The 101 edition of the Transactions of the Royal Society of Tropical Medicine & Hygiene carries some interesting research reminding us that bednets are only protective if they are impregnated with a contact insecticide such as permethrin. Bednets bought in Britain are commercially impregnated – but that protective effect needs boosting periodically. A paper by Dr. J Etang et al in the Transactions reported research done in northern Cameroon where there is resistance to pyrethroids. These researchers stated that despite the local resistance to pyrethroids, permethrin-impregnated bednets gave good protection against acquiring malaria (compared to no protection from sleeping under untreated bednets). The protection was, though, only for the first three months after the net had been treated. Studies in West Africa have shown that unprotected people are bitten 200 times a night, and I take from this new research that travellers to West Africa should reproof their bednets every three months, rather than six-monthly as is usually recommended.
This review was first published in the British Travel Health Association Journal vol X; page 62

New Vaccine update

- from the Medical Journals :

A short review in the current Transactions of the Royal Society of Tropical Medicine & Hygiene 102, pp 211-2 by Drs Khin Saw Aye Myint & Robert Gibbons is a useful update on hepatitis E: the other, neglected hepatitis often acquired by travellers.

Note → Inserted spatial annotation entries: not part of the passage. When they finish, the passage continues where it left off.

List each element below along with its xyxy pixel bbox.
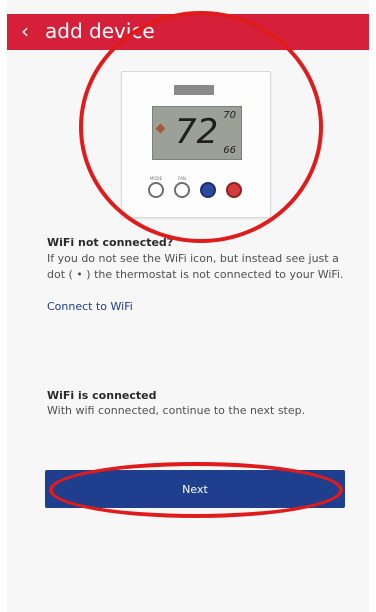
highlight-ring-thermostat	[79, 11, 323, 243]
wifi-not-connected-text: If you do not see the WiFi icon, but ins…	[47, 252, 344, 281]
app-screen: ‹ add device 72 70 66 MODE FAN WiFi not …	[7, 0, 369, 612]
back-chevron-icon[interactable]: ‹	[21, 20, 29, 42]
wifi-connected-heading: WiFi is connected	[47, 389, 157, 402]
connect-to-wifi-link[interactable]: Connect to WiFi	[47, 300, 133, 313]
highlight-ring-next	[49, 462, 343, 518]
wifi-connected-text: With wifi connected, continue to the nex…	[47, 404, 306, 417]
wifi-not-connected-heading: WiFi not connected?	[47, 236, 174, 249]
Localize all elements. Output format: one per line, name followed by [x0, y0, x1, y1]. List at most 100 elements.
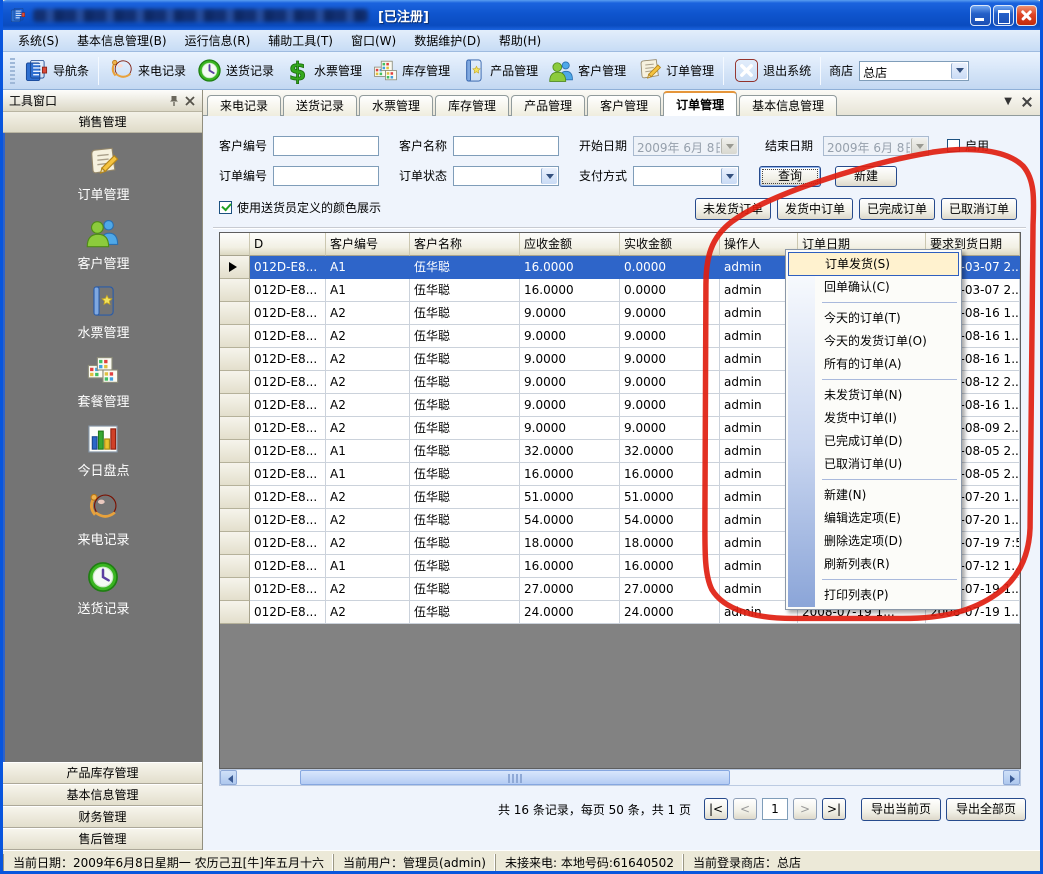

The disease is very like so-called infective hepatitis or hepatitis A and it is acquired via the filth-to-mouth route but hepatitis E can be much nastier, especially in pregnancy. A vaccine trial conducted in Nepal shows that the new hepatitis E vaccine based on hepatitis E capsid protein is 95.5% effective, and it has few side effects. Now it remains to be seen whether anyone will put up the money to develop this vaccine, which will be of most benefit to the poor living in regions lacking basic infrastructure.